Conservators at the Bowes Museum have spent the past 10 months painstakingly conserving and mounting 25 items of costume from the museum collection. These items are destined for display in the new Costume Gallery. In this series of blogs, we’ll be exploring in detail the specialist work they’ve undertaken. 

Christening dress 1750-1800

Barbara Morrison (née Lee) was the last person christened in this stunning dress in 1920. It had been passed down through her family. The Lee family are descended from William James Blacklock (1816-1858), one of Cumbria’s finest landscape painters. The museum has several of Blacklock’s paintings, drawings and watercolours in the collection.
White was worn for Christian christenings from the early 18th century to symbolise the child’s new life with Christ. A silk dress like this would have been an expensive status symbol. The dress also has a matching silk quilt. 


Hem before treatment

Before the conservators could start treating the dress, they condition checked it. This involved examining every part of the dress in detail checking for any problems. It took them 12 hours in total to treat this dress. 
The dress is made from cream silk and elaborately decorated with ‘S’ shaped silk rope tassel fringing. In this image you can see the fringing along the hem which has become distorted and entangled. The cream silk is also slightly yellow caused by soiling.

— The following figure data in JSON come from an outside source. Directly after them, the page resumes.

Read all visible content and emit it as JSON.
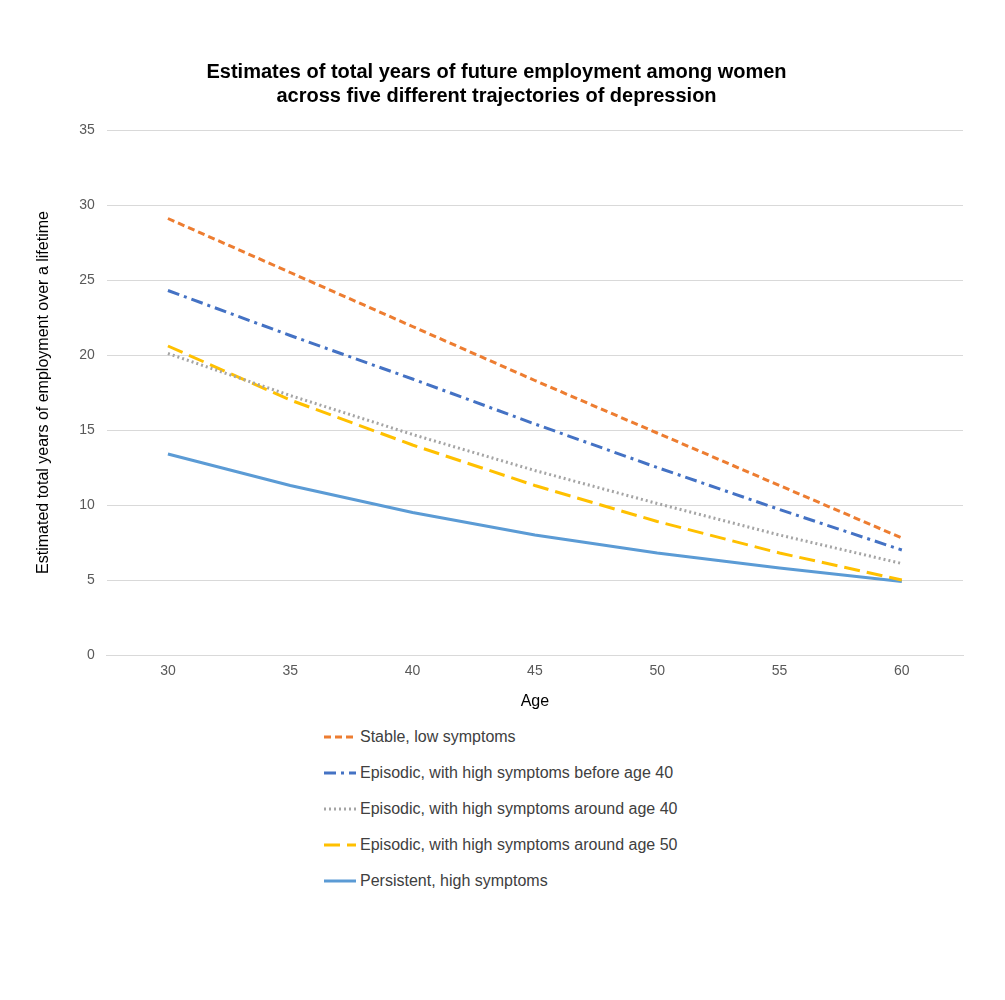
{
  "chart_data": {
    "type": "line",
    "title": [
      "Estimates of total years of future employment among women",
      "across five different trajectories of depression"
    ],
    "x_label": "Age",
    "y_label": "Estimated total years of employment over a lifetime",
    "x": [
      30,
      35,
      40,
      45,
      50,
      55,
      60
    ],
    "xlim": [
      27.5,
      62.5
    ],
    "xticks": [
      30,
      35,
      40,
      45,
      50,
      55,
      60
    ],
    "ylim": [
      0,
      35
    ],
    "yticks": [
      0,
      5,
      10,
      15,
      20,
      25,
      30,
      35
    ],
    "grid": "y",
    "legend": "bottom",
    "marker": "none",
    "series": [
      {
        "name": "Stable, low symptoms",
        "color": "#ed7d31",
        "line_style": "dashed",
        "values": [
          29.1,
          25.5,
          21.9,
          18.3,
          14.8,
          11.3,
          7.8
        ]
      },
      {
        "name": "Episodic, with high symptoms before age 40",
        "color": "#4472c4",
        "line_style": "dashdot",
        "values": [
          24.3,
          21.3,
          18.4,
          15.4,
          12.5,
          9.7,
          7.0
        ]
      },
      {
        "name": "Episodic, with high symptoms around age 40",
        "color": "#a5a5a5",
        "line_style": "dotted",
        "values": [
          20.1,
          17.3,
          14.7,
          12.3,
          10.1,
          8.0,
          6.1
        ]
      },
      {
        "name": "Episodic, with high symptoms around age 50",
        "color": "#ffc000",
        "line_style": "longdash",
        "values": [
          20.6,
          17.0,
          14.0,
          11.3,
          8.9,
          6.8,
          5.0
        ]
      },
      {
        "name": "Persistent, high symptoms",
        "color": "#5b9bd5",
        "line_style": "solid",
        "values": [
          13.4,
          11.3,
          9.5,
          8.0,
          6.8,
          5.8,
          4.9
        ]
      }
    ]
  }
}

The dress was conserved in 2001 but required again to remove the soiling and improve the appearance of the tassels. 


Cecilia Oliver and Kezia Cosson washing the dress

The conservators decided to wash the dress because of the yellow discolouration. As with all conservation processes it is important to test first. The conservators tested a small stain on the sleeve first with different detergents. They placed a sheet of Melinex inside the sleeve act as a barrier stopping any detergents from seeping into the fabric underneath. They tested by applying small pieces of blotting paper on the sleeve. One with water and the other two with different detergents. They decided to use one of the detergents to wash the dress. 
They immersed the dress in a bath of water to thoroughly wet it first and to see how it reacted to the water. They then briefly washed it in conservation detergent, as you can see in this image, sponging each side. They then rinsed the detergent from the dress. This removed some of the soiling and helped with the process of flattening the tassels. It made them easier to untangle and to sit flat on the dress as originally intended. They also stitched any loose tassels back down using a very fine silk dyed to match.


 Dress drying after washing

After washing the dress was placed flat on a towel to dry with conservation padding in the sleeves. Conservators ran a fan to speed up the drying process too.

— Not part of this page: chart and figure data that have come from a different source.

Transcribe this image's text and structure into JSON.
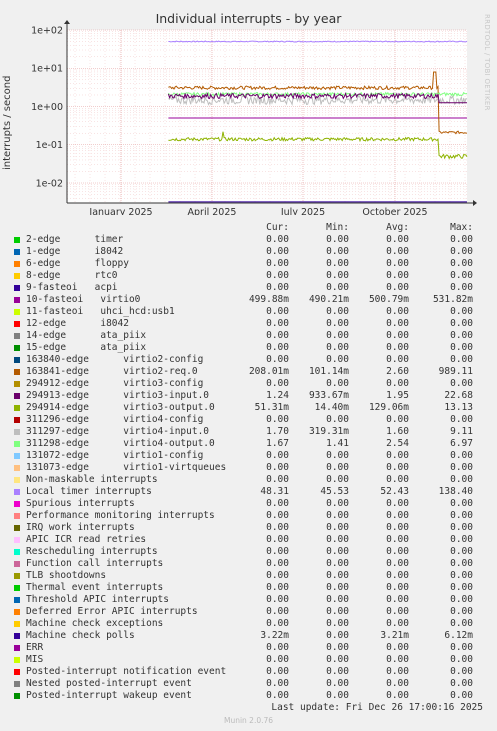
{
  "chart_data": {
    "type": "line",
    "title": "Individual interrupts - by year",
    "ylabel": "interrupts / second",
    "yscale": "log",
    "ylim": [
      0.003,
      100
    ],
    "yticks": [
      "1e+02",
      "1e+01",
      "1e+00",
      "1e-01",
      "1e-02"
    ],
    "xticks": [
      "January 2025",
      "April 2025",
      "July 2025",
      "October 2025"
    ],
    "side_label": "RRDTOOL / TOBI OETIKER",
    "columns": [
      "Cur:",
      "Min:",
      "Avg:",
      "Max:"
    ],
    "series": [
      {
        "name": "2-edge      timer",
        "color": "#00cc00",
        "cur": "0.00",
        "min": "0.00",
        "avg": "0.00",
        "max": "0.00"
      },
      {
        "name": "1-edge      i8042",
        "color": "#0066b3",
        "cur": "0.00",
        "min": "0.00",
        "avg": "0.00",
        "max": "0.00"
      },
      {
        "name": "6-edge      floppy",
        "color": "#ff8000",
        "cur": "0.00",
        "min": "0.00",
        "avg": "0.00",
        "max": "0.00"
      },
      {
        "name": "8-edge      rtc0",
        "color": "#ffcc00",
        "cur": "0.00",
        "min": "0.00",
        "avg": "0.00",
        "max": "0.00"
      },
      {
        "name": "9-fasteoi   acpi",
        "color": "#330099",
        "cur": "0.00",
        "min": "0.00",
        "avg": "0.00",
        "max": "0.00"
      },
      {
        "name": "10-fasteoi   virtio0",
        "color": "#990099",
        "cur": "499.88m",
        "min": "490.21m",
        "avg": "500.79m",
        "max": "531.82m"
      },
      {
        "name": "11-fasteoi   uhci_hcd:usb1",
        "color": "#ccff00",
        "cur": "0.00",
        "min": "0.00",
        "avg": "0.00",
        "max": "0.00"
      },
      {
        "name": "12-edge      i8042",
        "color": "#ff0000",
        "cur": "0.00",
        "min": "0.00",
        "avg": "0.00",
        "max": "0.00"
      },
      {
        "name": "14-edge      ata_piix",
        "color": "#808080",
        "cur": "0.00",
        "min": "0.00",
        "avg": "0.00",
        "max": "0.00"
      },
      {
        "name": "15-edge      ata_piix",
        "color": "#008f00",
        "cur": "0.00",
        "min": "0.00",
        "avg": "0.00",
        "max": "0.00"
      },
      {
        "name": "163840-edge      virtio2-config",
        "color": "#00487d",
        "cur": "0.00",
        "min": "0.00",
        "avg": "0.00",
        "max": "0.00"
      },
      {
        "name": "163841-edge      virtio2-req.0",
        "color": "#b35a00",
        "cur": "208.01m",
        "min": "101.14m",
        "avg": "2.60",
        "max": "989.11"
      },
      {
        "name": "294912-edge      virtio3-config",
        "color": "#b38f00",
        "cur": "0.00",
        "min": "0.00",
        "avg": "0.00",
        "max": "0.00"
      },
      {
        "name": "294913-edge      virtio3-input.0",
        "color": "#6b006b",
        "cur": "1.24",
        "min": "933.67m",
        "avg": "1.95",
        "max": "22.68"
      },
      {
        "name": "294914-edge      virtio3-output.0",
        "color": "#8fb300",
        "cur": "51.31m",
        "min": "14.40m",
        "avg": "129.06m",
        "max": "13.13"
      },
      {
        "name": "311296-edge      virtio4-config",
        "color": "#b30000",
        "cur": "0.00",
        "min": "0.00",
        "avg": "0.00",
        "max": "0.00"
      },
      {
        "name": "311297-edge      virtio4-input.0",
        "color": "#bebebe",
        "cur": "1.70",
        "min": "319.31m",
        "avg": "1.60",
        "max": "9.11"
      },
      {
        "name": "311298-edge      virtio4-output.0",
        "color": "#80ff80",
        "cur": "1.67",
        "min": "1.41",
        "avg": "2.54",
        "max": "6.97"
      },
      {
        "name": "131072-edge      virtio1-config",
        "color": "#80c9ff",
        "cur": "0.00",
        "min": "0.00",
        "avg": "0.00",
        "max": "0.00"
      },
      {
        "name": "131073-edge      virtio1-virtqueues",
        "color": "#ffc080",
        "cur": "0.00",
        "min": "0.00",
        "avg": "0.00",
        "max": "0.00"
      },
      {
        "name": "Non-maskable interrupts",
        "color": "#ffe680",
        "cur": "0.00",
        "min": "0.00",
        "avg": "0.00",
        "max": "0.00"
      },
      {
        "name": "Local timer interrupts",
        "color": "#aa80ff",
        "cur": "48.31",
        "min": "45.53",
        "avg": "52.43",
        "max": "138.40"
      },
      {
        "name": "Spurious interrupts",
        "color": "#ee00cc",
        "cur": "0.00",
        "min": "0.00",
        "avg": "0.00",
        "max": "0.00"
      },
      {
        "name": "Performance monitoring interrupts",
        "color": "#ff8080",
        "cur": "0.00",
        "min": "0.00",
        "avg": "0.00",
        "max": "0.00"
      },
      {
        "name": "IRQ work interrupts",
        "color": "#666600",
        "cur": "0.00",
        "min": "0.00",
        "avg": "0.00",
        "max": "0.00"
      },
      {
        "name": "APIC ICR read retries",
        "color": "#ffbfff",
        "cur": "0.00",
        "min": "0.00",
        "avg": "0.00",
        "max": "0.00"
      },
      {
        "name": "Rescheduling interrupts",
        "color": "#00ffcc",
        "cur": "0.00",
        "min": "0.00",
        "avg": "0.00",
        "max": "0.00"
      },
      {
        "name": "Function call interrupts",
        "color": "#cc6699",
        "cur": "0.00",
        "min": "0.00",
        "avg": "0.00",
        "max": "0.00"
      },
      {
        "name": "TLB shootdowns",
        "color": "#999900",
        "cur": "0.00",
        "min": "0.00",
        "avg": "0.00",
        "max": "0.00"
      },
      {
        "name": "Thermal event interrupts",
        "color": "#00cc00",
        "cur": "0.00",
        "min": "0.00",
        "avg": "0.00",
        "max": "0.00"
      },
      {
        "name": "Threshold APIC interrupts",
        "color": "#0066b3",
        "cur": "0.00",
        "min": "0.00",
        "avg": "0.00",
        "max": "0.00"
      },
      {
        "name": "Deferred Error APIC interrupts",
        "color": "#ff8000",
        "cur": "0.00",
        "min": "0.00",
        "avg": "0.00",
        "max": "0.00"
      },
      {
        "name": "Machine check exceptions",
        "color": "#ffcc00",
        "cur": "0.00",
        "min": "0.00",
        "avg": "0.00",
        "max": "0.00"
      },
      {
        "name": "Machine check polls",
        "color": "#330099",
        "cur": "3.22m",
        "min": "0.00",
        "avg": "3.21m",
        "max": "6.12m"
      },
      {
        "name": "ERR",
        "color": "#990099",
        "cur": "0.00",
        "min": "0.00",
        "avg": "0.00",
        "max": "0.00"
      },
      {
        "name": "MIS",
        "color": "#ccff00",
        "cur": "0.00",
        "min": "0.00",
        "avg": "0.00",
        "max": "0.00"
      },
      {
        "name": "Posted-interrupt notification event",
        "color": "#ff0000",
        "cur": "0.00",
        "min": "0.00",
        "avg": "0.00",
        "max": "0.00"
      },
      {
        "name": "Nested posted-interrupt event",
        "color": "#808080",
        "cur": "0.00",
        "min": "0.00",
        "avg": "0.00",
        "max": "0.00"
      },
      {
        "name": "Posted-interrupt wakeup event",
        "color": "#008f00",
        "cur": "0.00",
        "min": "0.00",
        "avg": "0.00",
        "max": "0.00"
      }
    ],
    "last_update": "Last update: Fri Dec 26 17:00:16 2025",
    "footer": "Munin 2.0.76"
  }
}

Silk fringe before flattening 

Once the dress was dry the conservators had to tackle the silk fringing which was coiled up and distorted. 


Silk fringe being weighted down 

Small weights were added to straighten out the fringe. This was done section by section as you can see in this image. 

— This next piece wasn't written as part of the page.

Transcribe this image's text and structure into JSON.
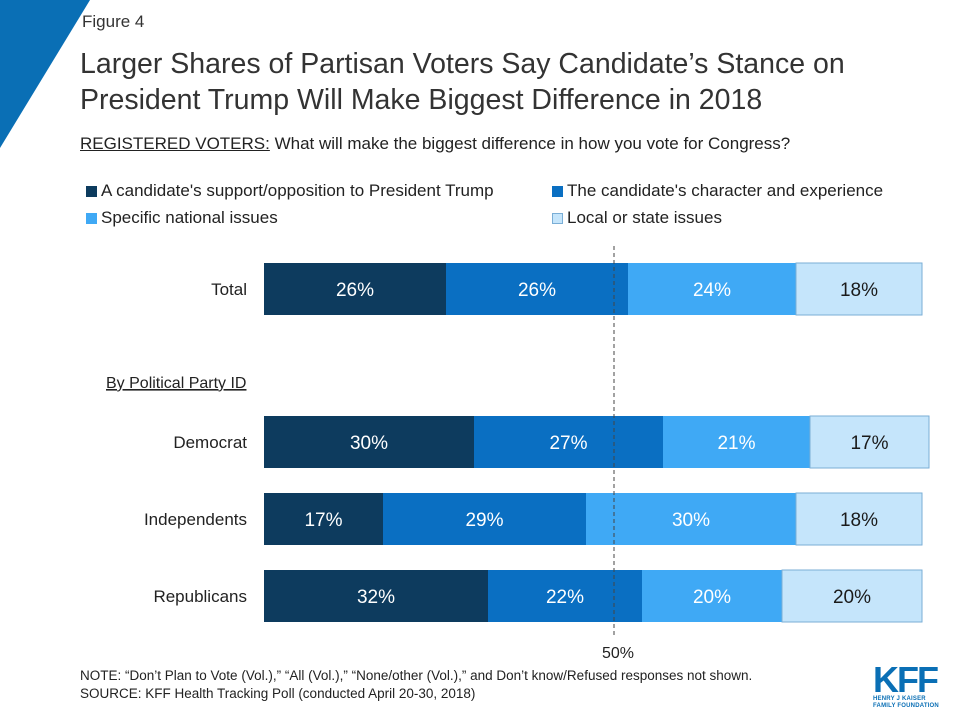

 Silk fringe after treatment

Here you can see the dramatic difference after treatment with the silk tassels untangled and lying perfectly flat. The dress needs to be handled with great care. It will be displayed on a flat padded support to avoid the tassels becoming misshapen.
The conservators also treated two small holes in the lining of the dress. They made a larger patch from silk dyed to match which they couch stitched in place using fine silk. Another area of weak fabric lining was covered with conservation netting also dyed to match. It was stitched in place with dyed yellow silk attached with herringbone stitch. 
When the conservators were examining the dress, they discovered some previous repairs which were possibly done many years ago by the family.